Management of a neck lump is something many GPs will regularly face. It is important to be able to triage patients and identify those who may need urgent specialist management.
Broadly, neck lumps in an adult patient can be placed into the following common categories:
- Inflammatory lesions
- Neoplasms – benign
- Neoplasms – malignant
- Vascular lesions
- Congenital lesions
- Endocrine
- Trauma
A good history should either enhance or reduce the level of concern. Is the lump new, changing or related to certain activities? Is the lump painful or painless?
A neck lump that is new, painless, steadily increasing in size, and unilateral should be treated with suspicion of neoplastic aetiology. The full head and neck history will then allow further characterization, particularly when combined with general features such as smoking and alcohol history, skin cancers and family history of thyroid cancer.
In Queensland, sun exposure and skin cancer risk should not be underestimated. Secondary metastases to the parotid and upper neck from a facial or scalp squamous cell carcinoma (SCC) are a common entity faced by a head and neck surgeon. Other common neoplasms would be a parotid gland pleomorphic adenoma, an upper neck metastasis from an oropharyngeal (tonsil and tongue base) SCC, and papillary thyroid cancer metastases.
An in-depth examination will include the neck (including the parotid and thyroid glands), oral cavity, skin and the nose and ears. History taking will have revealed any voice change or breathing difficulties already.
Standard blood tests for infection, inflammatory markers will be helpful particularly if fevers are part of the presentation profile, but imaging and cytological examination are the next important step. A good CT scan of the neck can be combined with staging scans, an MRI can provide important soft tissue detail, and a PET scan can assist in staging or finding a primary when malignancy is confirmed, but USS +/- FNA is the next critical investigation.

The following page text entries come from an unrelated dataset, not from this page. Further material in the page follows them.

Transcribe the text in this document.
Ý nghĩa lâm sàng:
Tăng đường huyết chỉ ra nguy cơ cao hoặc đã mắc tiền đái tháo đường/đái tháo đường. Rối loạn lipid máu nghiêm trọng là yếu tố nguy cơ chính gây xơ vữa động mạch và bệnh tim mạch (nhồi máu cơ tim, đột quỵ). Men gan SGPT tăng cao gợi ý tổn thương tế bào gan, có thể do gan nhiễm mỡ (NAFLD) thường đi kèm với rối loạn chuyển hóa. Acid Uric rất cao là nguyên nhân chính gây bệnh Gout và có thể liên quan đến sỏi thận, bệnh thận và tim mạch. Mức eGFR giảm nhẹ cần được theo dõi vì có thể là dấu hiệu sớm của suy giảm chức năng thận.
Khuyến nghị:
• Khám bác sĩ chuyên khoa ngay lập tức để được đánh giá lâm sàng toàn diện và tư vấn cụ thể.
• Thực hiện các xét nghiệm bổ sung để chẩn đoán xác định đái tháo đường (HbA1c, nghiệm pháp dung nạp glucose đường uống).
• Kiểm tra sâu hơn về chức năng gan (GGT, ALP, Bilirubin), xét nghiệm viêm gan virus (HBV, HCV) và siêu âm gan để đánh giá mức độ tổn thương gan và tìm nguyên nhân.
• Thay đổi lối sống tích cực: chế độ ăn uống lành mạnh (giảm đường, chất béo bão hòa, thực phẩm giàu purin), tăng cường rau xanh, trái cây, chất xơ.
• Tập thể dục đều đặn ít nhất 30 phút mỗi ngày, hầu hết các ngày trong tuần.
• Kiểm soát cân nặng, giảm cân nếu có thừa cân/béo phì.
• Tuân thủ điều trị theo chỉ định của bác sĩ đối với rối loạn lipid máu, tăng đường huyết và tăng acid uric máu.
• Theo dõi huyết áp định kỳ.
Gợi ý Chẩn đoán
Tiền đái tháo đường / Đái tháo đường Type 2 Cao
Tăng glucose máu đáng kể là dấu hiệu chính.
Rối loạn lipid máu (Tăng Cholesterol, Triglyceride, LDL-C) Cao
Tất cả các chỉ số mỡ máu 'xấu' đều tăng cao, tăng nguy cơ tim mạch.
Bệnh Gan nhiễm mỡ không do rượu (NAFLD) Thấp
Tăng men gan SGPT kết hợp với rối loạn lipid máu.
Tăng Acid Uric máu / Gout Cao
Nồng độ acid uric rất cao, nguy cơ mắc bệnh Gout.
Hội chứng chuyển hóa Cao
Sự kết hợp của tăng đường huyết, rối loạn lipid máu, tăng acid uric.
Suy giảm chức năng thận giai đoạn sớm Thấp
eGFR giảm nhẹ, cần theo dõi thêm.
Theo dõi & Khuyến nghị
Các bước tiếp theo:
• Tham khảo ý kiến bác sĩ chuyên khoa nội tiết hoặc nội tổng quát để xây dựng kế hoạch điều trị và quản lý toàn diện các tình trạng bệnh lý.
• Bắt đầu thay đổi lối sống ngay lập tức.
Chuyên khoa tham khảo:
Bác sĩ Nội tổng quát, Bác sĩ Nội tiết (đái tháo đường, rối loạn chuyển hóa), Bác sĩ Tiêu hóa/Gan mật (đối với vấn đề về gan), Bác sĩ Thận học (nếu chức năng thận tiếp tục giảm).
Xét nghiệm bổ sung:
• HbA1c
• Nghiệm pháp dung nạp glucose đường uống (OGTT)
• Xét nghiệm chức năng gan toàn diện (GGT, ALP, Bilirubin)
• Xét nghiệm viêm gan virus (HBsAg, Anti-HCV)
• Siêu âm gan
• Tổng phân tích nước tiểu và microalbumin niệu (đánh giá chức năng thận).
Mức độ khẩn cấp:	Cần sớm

An USS guided FNA will increase the chances of an accurate result many-fold and in the uncommon vascular lesion (such as a glomus tumour or vascular malformation) the ultrasonographer will identify those features and abandon the FNA. If there is some concern about urgency and waiting for the above result, a phone call to a trusted Head and Neck Surgeon will allow discussion and planning to ensue in a timely manner.